Di suatu sore yang tenang, Elano dan Arvian kembali duduk di Batu Loncat, kali ini dengan buku komik di tangan mereka. Elano membuka halaman pertama komiknya yang baru, dan Arvian tersenyum lebar.
“Bener kan? Aku janji bakal jadi pembaca pertama,” kata Arvian sambil menepuk bahu Elano.
Elano hanya tersenyum dan mengangguk. “Kamu selalu ada, Vi. Kita udah lewati banyak hal bareng, dan ini baru permulaan.”

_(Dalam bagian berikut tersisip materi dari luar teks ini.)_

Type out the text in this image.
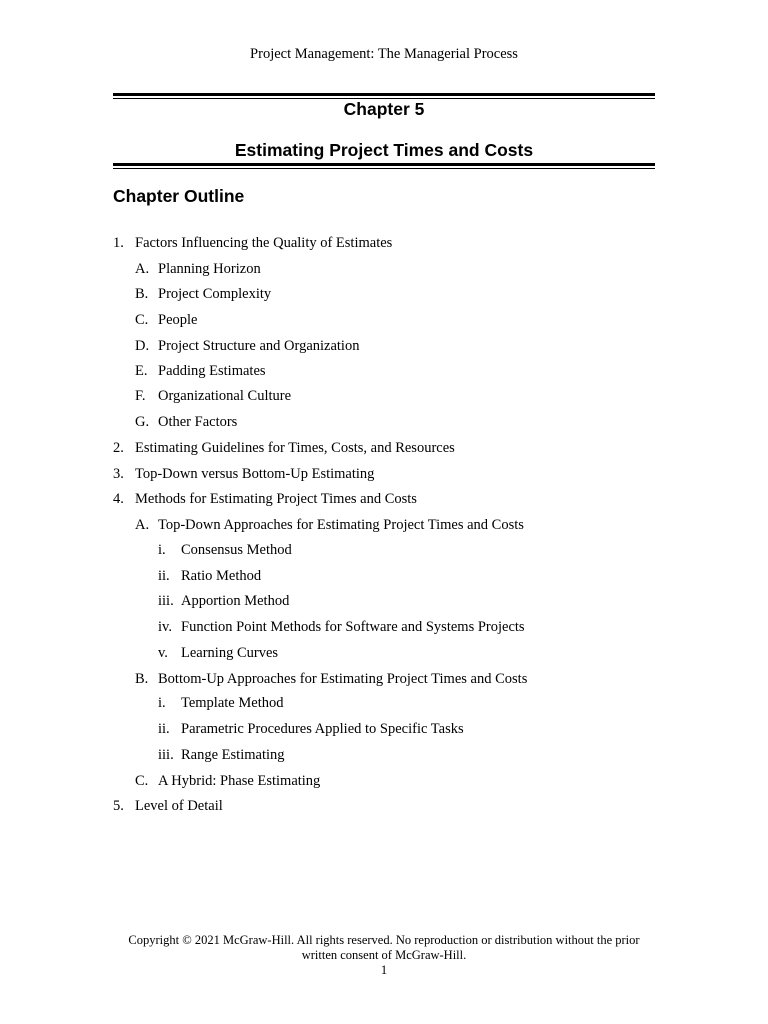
Project Management: The Managerial Process
Chapter 5
Estimating Project Times and Costs
Chapter Outline
1. Factors Influencing the Quality of Estimates
A. Planning Horizon
B. Project Complexity
C. People
D. Project Structure and Organization
E. Padding Estimates
F. Organizational Culture
G. Other Factors
2. Estimating Guidelines for Times, Costs, and Resources
3. Top-Down versus Bottom-Up Estimating
4. Methods for Estimating Project Times and Costs
A. Top-Down Approaches for Estimating Project Times and Costs
i. Consensus Method
ii. Ratio Method
iii. Apportion Method
iv. Function Point Methods for Software and Systems Projects
v. Learning Curves
B. Bottom-Up Approaches for Estimating Project Times and Costs
i. Template Method
ii. Parametric Procedures Applied to Specific Tasks
iii. Range Estimating
C. A Hybrid: Phase Estimating
5. Level of Detail
Copyright © 2021 McGraw-Hill. All rights reserved. No reproduction or distribution without the prior
written consent of McGraw-Hill.
1
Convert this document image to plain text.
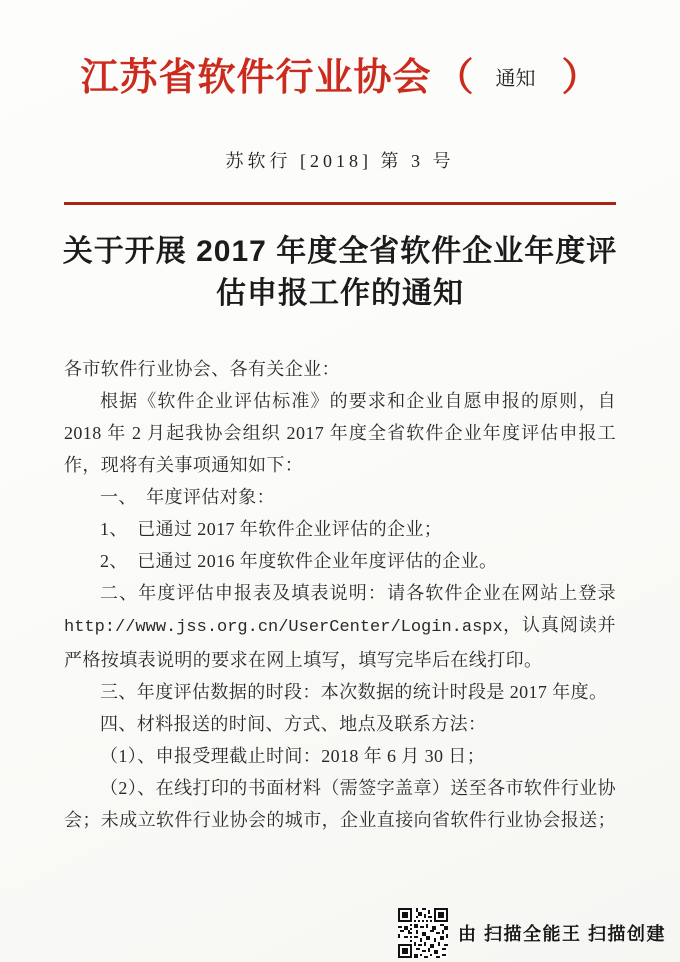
江苏省软件行业协会 （ 通知 ）
苏软行 [2018] 第 3 号
关于开展 2017 年度全省软件企业年度评
估申报工作的通知

各市软件行业协会、各有关企业：

根据《软件企业评估标准》的要求和企业自愿申报的原则，自 2018 年 2 月起我协会组织 2017 年度全省软件企业年度评估申报工作，现将有关事项通知如下：

一、　年度评估对象：

1、　已通过 2017 年软件企业评估的企业；

2、　已通过 2016 年度软件企业年度评估的企业。

二、年度评估申报表及填表说明：请各软件企业在网站上登录http://www.jss.org.cn/UserCenter/Login.aspx，认真阅读并严格按填表说明的要求在网上填写，填写完毕后在线打印。

三、年度评估数据的时段：本次数据的统计时段是 2017 年度。

四、材料报送的时间、方式、地点及联系方法：

（1）、申报受理截止时间：2018 年 6 月 30 日；

（2）、在线打印的书面材料（需签字盖章）送至各市软件行业协会；未成立软件行业协会的城市，企业直接向省软件行业协会报送；

由 扫描全能王 扫描创建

Dengan langit yang perlahan menggelap, mereka berdua duduk dalam diam, merasakan angin sore yang menyegarkan. Mereka tahu, meskipun dunia terus berubah, Batu Loncat dan persahabatan mereka akan tetap ada, seperti dulu—seperti sekarang—seperti selamanya.
Tamat.
Gimana, keren kan perjalanan persahabatan Arvian dan Elano? Dari sekadar teman main, mereka berhasil mewujudkan impian besar berkat dukungan satu sama lain. Cerita ini nggak cuma mengajarkan kita tentang arti persahabatan, tapi juga tentang pentingnya berani bermimpi dan saling mendukung dalam setiap langkah.
Jadi, jangan ragu untuk terus mengejar impianmu dan temukan teman sejati yang selalu siap mendampingimu. Ingat, seperti yang dibilang Arvian dan Elano, “Kita jatuh bareng, kita bangkit bareng!” Semoga cerita ini bisa memberi inspirasi buat kamu yang lagi berjuang mengejar mimpi. Terus semangat!